There’s a whiff of autoheadline-reading there; Akhmadaliev believes he is more than he is by virtue of his historic career, and for reasons both financial and patriotic nobody round him has yet to say it isn’t so. Danny Roman kinda said it in round 12, though, didn’t he? Whilst Akhmadaliev tried Will-O’-the-Wisp-ing his way to winning a round without throwing a punch for its opening 5/6, Roman did the needful, as they say, walking forward and winning the closing round with classic boxing.
O, but look how much Akhmadaliev did in all the preceding rounds! Yes, do.
Thursday’s fight was a modernday Vazquez-Marquez, was it not? Larger money, lower stakes, poorer form, lighter punching, less conclusive ending. They aren’t making 122-pounders like Izzy and Rafa these days, even if they’re commentating like they are.
Still, as Super Bowl fightcards go, this wasn’t a bad one. Skipping the amateur boxing on the card, half the televised matches were good and competitive.
Twelve years ago I covered a Scottsdale, Ariz., card the week of Super Bowl XLII and the week before that a local promoter told me: “They always try to do Super Bowl week, and it never works.”
That wasn’t the best quote, though – that came from “El Machito” Hector Camacho Jr., on the card to supply a patronym fiftysomething East Coast lushes might recognize and pay some slight fraction of what $10,000 the card’s visiting promoter initially thought he might charge for ringside seats to a Monte Barrett mainevent in a converted carny tent called 944 Super Village at Stetson Canal.

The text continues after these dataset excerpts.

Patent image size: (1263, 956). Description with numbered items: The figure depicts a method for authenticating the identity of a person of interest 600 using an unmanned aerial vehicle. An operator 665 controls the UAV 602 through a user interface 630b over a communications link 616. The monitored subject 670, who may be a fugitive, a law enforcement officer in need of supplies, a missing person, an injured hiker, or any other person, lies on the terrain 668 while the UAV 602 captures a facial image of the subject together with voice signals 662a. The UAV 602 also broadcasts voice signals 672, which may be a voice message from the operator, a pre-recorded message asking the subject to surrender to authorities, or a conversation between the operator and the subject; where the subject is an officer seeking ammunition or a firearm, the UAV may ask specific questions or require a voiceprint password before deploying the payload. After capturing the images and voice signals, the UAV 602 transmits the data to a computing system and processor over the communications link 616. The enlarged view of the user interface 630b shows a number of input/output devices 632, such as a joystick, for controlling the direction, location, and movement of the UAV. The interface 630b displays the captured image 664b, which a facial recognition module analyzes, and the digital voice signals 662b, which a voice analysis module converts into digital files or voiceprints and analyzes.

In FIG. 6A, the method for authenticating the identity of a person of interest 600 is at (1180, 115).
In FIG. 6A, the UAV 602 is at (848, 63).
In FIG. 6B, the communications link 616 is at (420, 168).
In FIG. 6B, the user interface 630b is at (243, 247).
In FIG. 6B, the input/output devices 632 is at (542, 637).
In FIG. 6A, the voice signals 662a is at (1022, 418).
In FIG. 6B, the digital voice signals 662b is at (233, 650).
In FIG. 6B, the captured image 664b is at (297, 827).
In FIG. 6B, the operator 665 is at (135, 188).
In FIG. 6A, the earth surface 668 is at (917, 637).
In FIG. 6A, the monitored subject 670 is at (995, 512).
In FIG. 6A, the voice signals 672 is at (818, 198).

“I’ve disrespected the sport of boxing so many times I’m surprised they let me put gloves on,” said El Machito (44-3-1) at the Friday weighin, by way of promoting his Saturday afternoon battle with Luis Lopez (13-11-1).
The reason Super Bowl week fightcards generally don’t work is because while the Super Bowl attracts men in shiny suits, they’re bespoke suits, generally, and boxing is decidedly off-the-rack. By the magic math of a visiting promoter there are at least 10,000 guys in town who could care less about $10,000, and if he can just find 20 of them he’s on his way, 50 of them and he’s the new Don King (who posted a Super Bowl XXX loss of his own 24 years ago in Phoenix on a card that included famed ticketseller B-Hop). Shiny suits and carnival barking.